This past week has been filled with tragedy, fear and relief for not only the city of Boston, but the entire country. The events seem to be more like a season of the television show “24” than actual reality.
While I’m not discrediting the tragedy of the matter, it’s still important to keep in perspective that this is not an uncommon occurrence.
The amount of media attention and outpouring of support was far beyond any coverage of any incident in the war-torn countries of the Middle East. There were no fundraising efforts for the people of Syria or the rest of the nations that went through Arab Spring, which I’m sadly sure that a vast majority of the student body thinks means an unusually warm April.
I can see why the attacks on Boston hit so heavily on the American population. It was a mass causality event that affected the lives of normal Americans. The imagery that was supplied by the numerous photographers and videographers from the finish line gave the public a horrific yet honest look at the event and its aftermath. It also eventually led to the identification of the two suspects.

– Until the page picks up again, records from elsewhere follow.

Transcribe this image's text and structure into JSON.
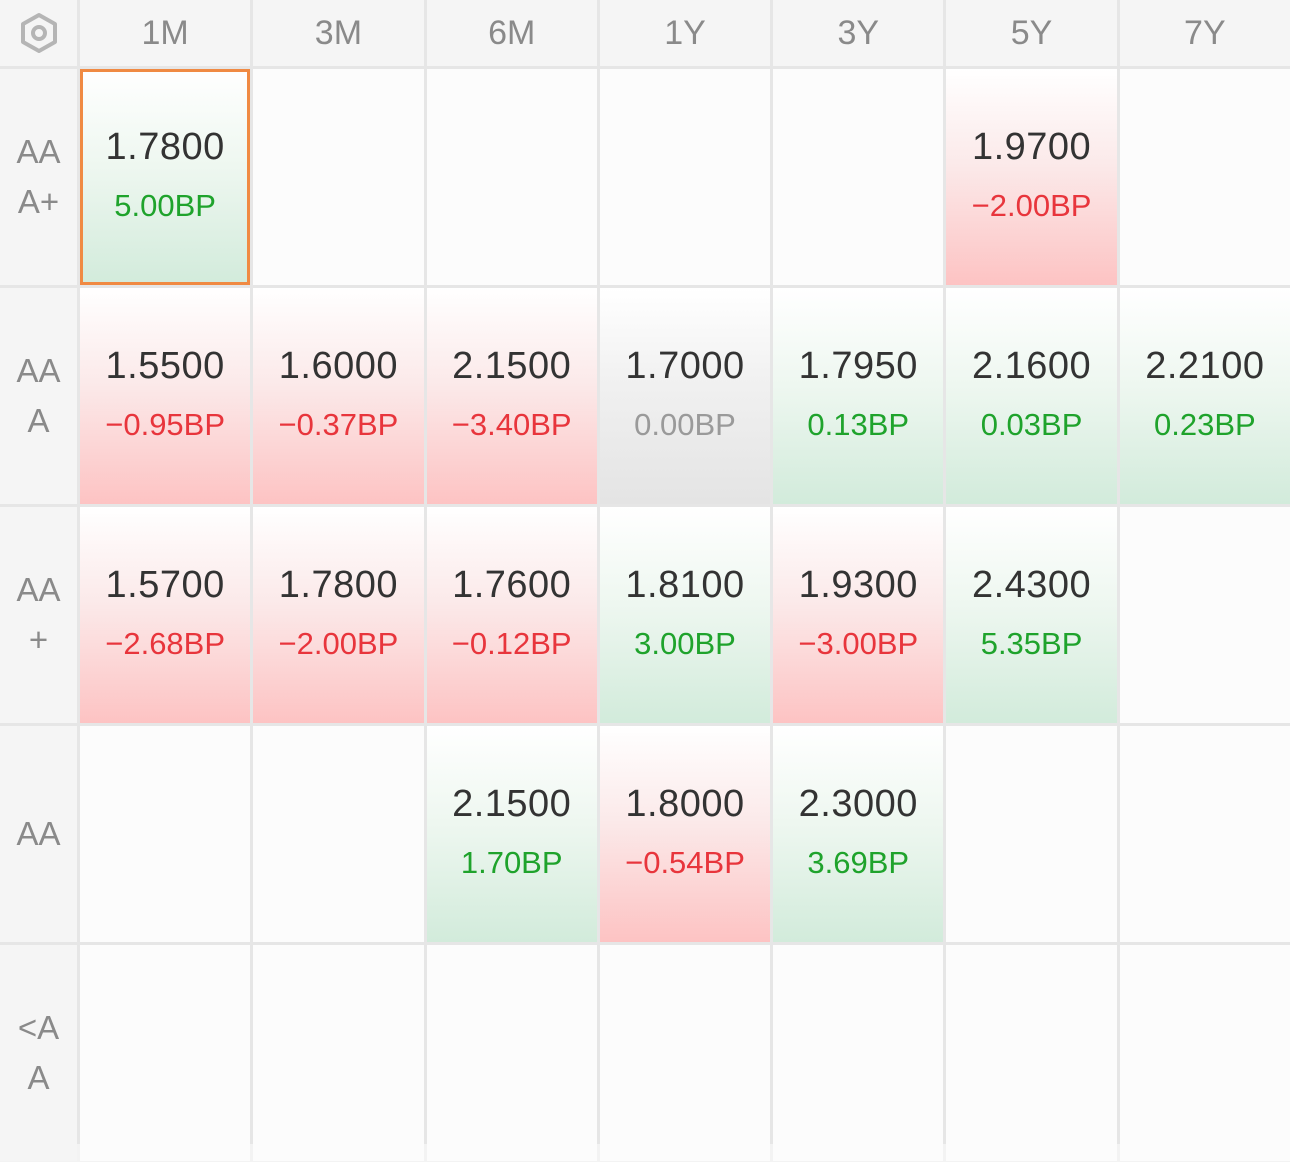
{
  "corner": {
    "icon": "settings-hex-icon"
  },
  "columns": [
    "1M",
    "3M",
    "6M",
    "1Y",
    "3Y",
    "5Y",
    "7Y"
  ],
  "rows": [
    {
      "label": "AAA+",
      "cells": [
        {
          "rate": "1.7800",
          "change": "5.00BP",
          "trend": "down",
          "sign": "pos",
          "selected": true
        },
        null,
        null,
        null,
        null,
        {
          "rate": "1.9700",
          "change": "−2.00BP",
          "trend": "up",
          "sign": "neg"
        },
        null
      ]
    },
    {
      "label": "AAA",
      "cells": [
        {
          "rate": "1.5500",
          "change": "−0.95BP",
          "trend": "up",
          "sign": "neg"
        },
        {
          "rate": "1.6000",
          "change": "−0.37BP",
          "trend": "up",
          "sign": "neg"
        },
        {
          "rate": "2.1500",
          "change": "−3.40BP",
          "trend": "up",
          "sign": "neg"
        },
        {
          "rate": "1.7000",
          "change": "0.00BP",
          "trend": "flat",
          "sign": "zero"
        },
        {
          "rate": "1.7950",
          "change": "0.13BP",
          "trend": "down",
          "sign": "pos"
        },
        {
          "rate": "2.1600",
          "change": "0.03BP",
          "trend": "down",
          "sign": "pos"
        },
        {
          "rate": "2.2100",
          "change": "0.23BP",
          "trend": "down",
          "sign": "pos"
        }
      ]
    },
    {
      "label": "AA+",
      "cells": [
        {
          "rate": "1.5700",
          "change": "−2.68BP",
          "trend": "up",
          "sign": "neg"
        },
        {
          "rate": "1.7800",
          "change": "−2.00BP",
          "trend": "up",
          "sign": "neg"
        },
        {
          "rate": "1.7600",
          "change": "−0.12BP",
          "trend": "up",
          "sign": "neg"
        },
        {
          "rate": "1.8100",
          "change": "3.00BP",
          "trend": "down",
          "sign": "pos"
        },
        {
          "rate": "1.9300",
          "change": "−3.00BP",
          "trend": "up",
          "sign": "neg"
        },
        {
          "rate": "2.4300",
          "change": "5.35BP",
          "trend": "down",
          "sign": "pos"
        },
        null
      ]
    },
    {
      "label": "AA",
      "cells": [
        null,
        null,
        {
          "rate": "2.1500",
          "change": "1.70BP",
          "trend": "down",
          "sign": "pos"
        },
        {
          "rate": "1.8000",
          "change": "−0.54BP",
          "trend": "up",
          "sign": "neg"
        },
        {
          "rate": "2.3000",
          "change": "3.69BP",
          "trend": "down",
          "sign": "pos"
        },
        null,
        null
      ]
    },
    {
      "label": "<AA",
      "cells": [
        null,
        null,
        null,
        null,
        null,
        null,
        null
      ]
    }
  ]
}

Yet before the identification of the bombers, amateur detectives scoured photos of the event to try and identify the perpetrators. And to go perfectly alongside our history of xenophobia, these “investigators” identified two Arab men as the bombers.

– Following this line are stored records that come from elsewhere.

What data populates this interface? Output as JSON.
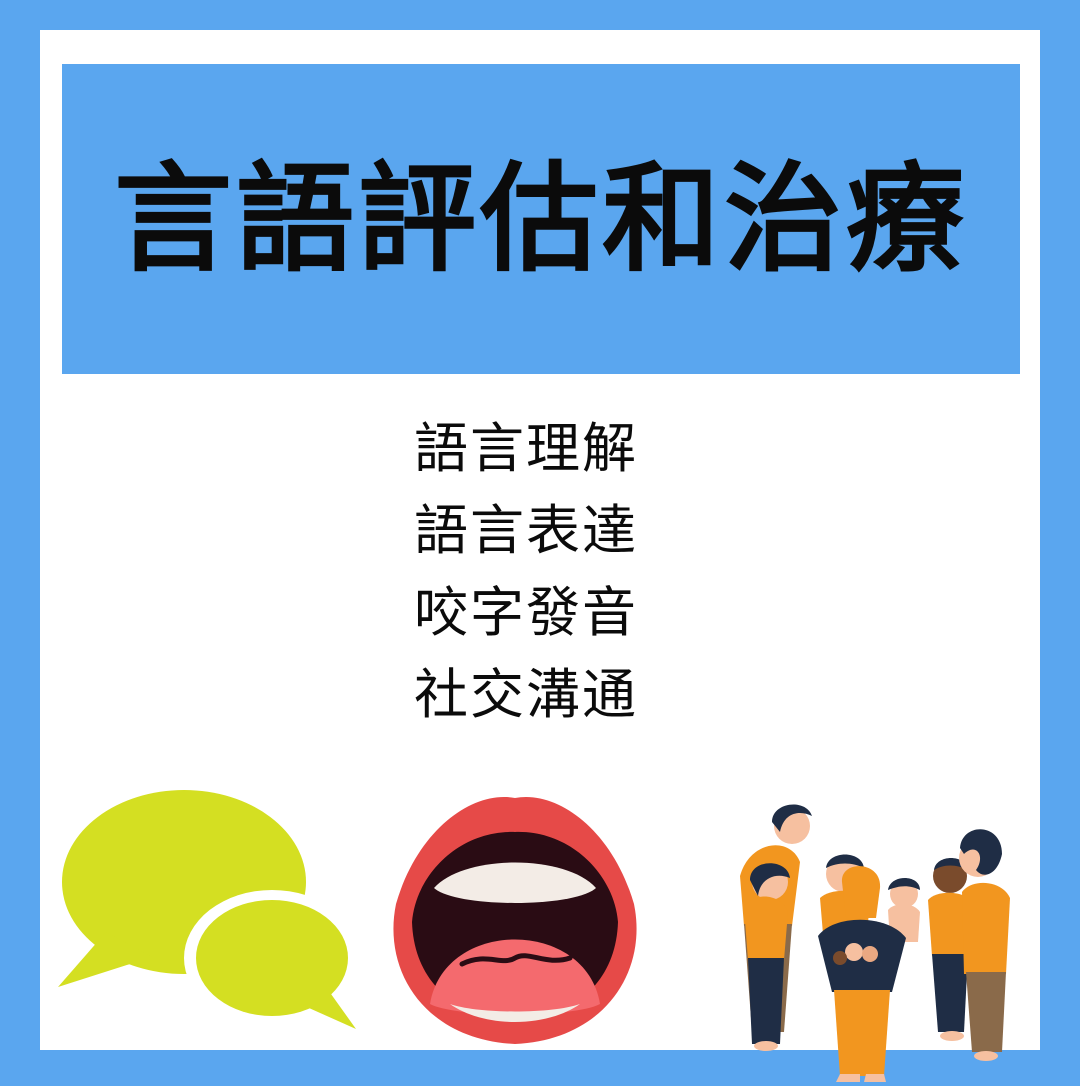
{
  "title": "言語評估和治療",
  "services": [
    "語言理解",
    "語言表達",
    "咬字發音",
    "社交溝通"
  ],
  "illustrations": [
    "speech-bubbles",
    "open-mouth",
    "group-of-people"
  ],
  "colors": {
    "background": "#5aa6ef",
    "card": "#ffffff",
    "banner": "#5aa6ef",
    "text": "#0b0b0b",
    "bubble": "#d4df22",
    "lips": "#e64a48",
    "tongue": "#f46a6e",
    "shirt": "#f2961f",
    "hair": "#1f2d45"
  }
}
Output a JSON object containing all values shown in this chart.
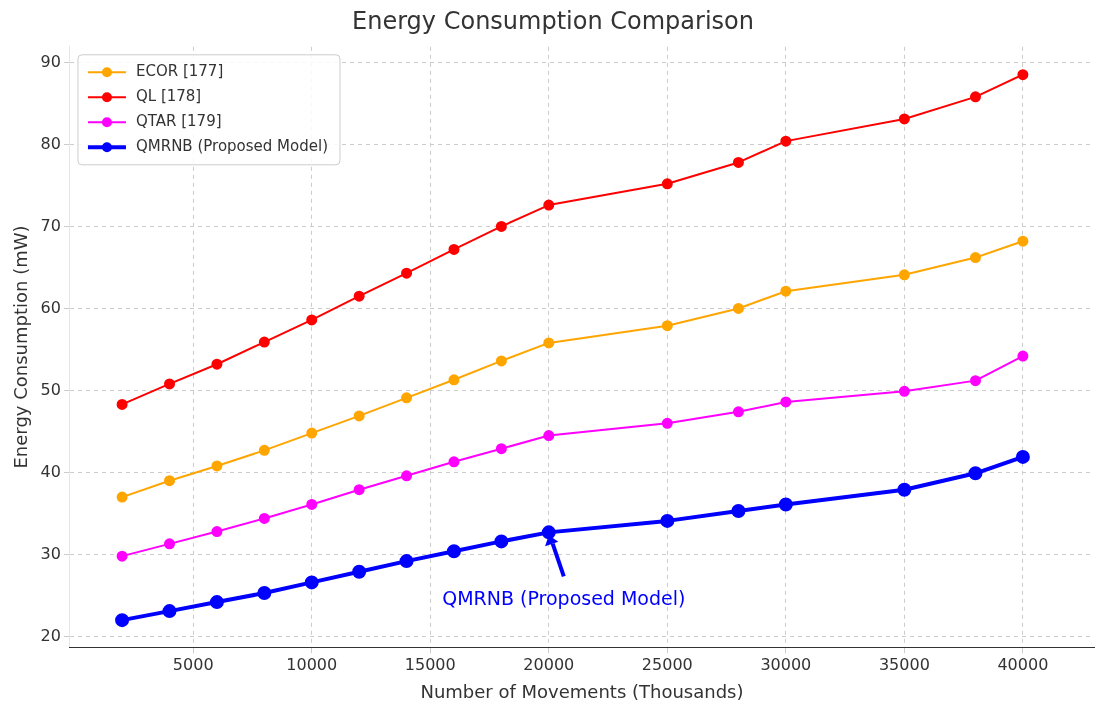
{
  "chart_data": {
    "type": "line",
    "title": "Energy Consumption Comparison",
    "xlabel": "Number of Movements (Thousands)",
    "ylabel": "Energy Consumption (mW)",
    "x": [
      2000,
      4000,
      6000,
      8000,
      10000,
      12000,
      14000,
      16000,
      18000,
      20000,
      25000,
      28000,
      30000,
      35000,
      38000,
      40000
    ],
    "series": [
      {
        "name": "ECOR [177]",
        "color": "#ffa500",
        "values": [
          37.0,
          39.0,
          40.8,
          42.7,
          44.8,
          46.9,
          49.1,
          51.3,
          53.6,
          55.8,
          57.9,
          60.0,
          62.1,
          64.1,
          66.2,
          68.2
        ]
      },
      {
        "name": "QL [178]",
        "color": "#ff0000",
        "values": [
          48.3,
          50.8,
          53.2,
          55.9,
          58.6,
          61.5,
          64.3,
          67.2,
          70.0,
          72.6,
          75.2,
          77.8,
          80.4,
          83.1,
          85.8,
          88.5
        ]
      },
      {
        "name": "QTAR [179]",
        "color": "#ff00ff",
        "values": [
          29.8,
          31.3,
          32.8,
          34.4,
          36.1,
          37.9,
          39.6,
          41.3,
          42.9,
          44.5,
          46.0,
          47.4,
          48.6,
          49.9,
          51.2,
          54.2
        ]
      },
      {
        "name": "QMRNB (Proposed Model)",
        "color": "#0000ff",
        "values": [
          22.0,
          23.1,
          24.2,
          25.3,
          26.6,
          27.9,
          29.2,
          30.4,
          31.6,
          32.7,
          34.1,
          35.3,
          36.1,
          37.9,
          39.9,
          41.9
        ]
      }
    ],
    "xlim": [
      -200,
      43000
    ],
    "ylim": [
      18.7,
      91.9
    ],
    "xticks": [
      5000,
      10000,
      15000,
      20000,
      25000,
      30000,
      35000,
      40000
    ],
    "yticks": [
      20,
      30,
      40,
      50,
      60,
      70,
      80,
      90
    ],
    "annotations": [
      {
        "text": "QMRNB (Proposed Model)",
        "x": 20000,
        "y": 32.7
      }
    ],
    "grid": true,
    "legend": "top left",
    "marker": "circle",
    "line_style": "solid"
  }
}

While they turned out to be innocent bystanders like so many others, their innocence was only secured after being shamed and called terrorists, even by the front page of the New York Post.
This event also showed a lot about our media culture. Two days after the bombings, reports came out that they had arrested an individual. In what seemed to be a bad game of telephone, these reporters morphed between media outlets to start including ethnicities, saying they have identified but not arrested, and a sleuth of other misreportings.
It wasn’t until the Boston police department announced that they still had no information on the identification on the bomber did those reports subside.
The long-term effects of such an incident will unfold, and there’s no way in predicting when another event like this one will occur again. But we cannot let an event like this change our way of life. Unlike previous events which have changed how we travel on airplanes, repercussions from an event like this would be much more universal.
One shining point from this dark week is seeing or hearing stories of people who leapt into action. And to those, Mr. Rogers put it best: “Look for the helpers. You will always find people who are helping.”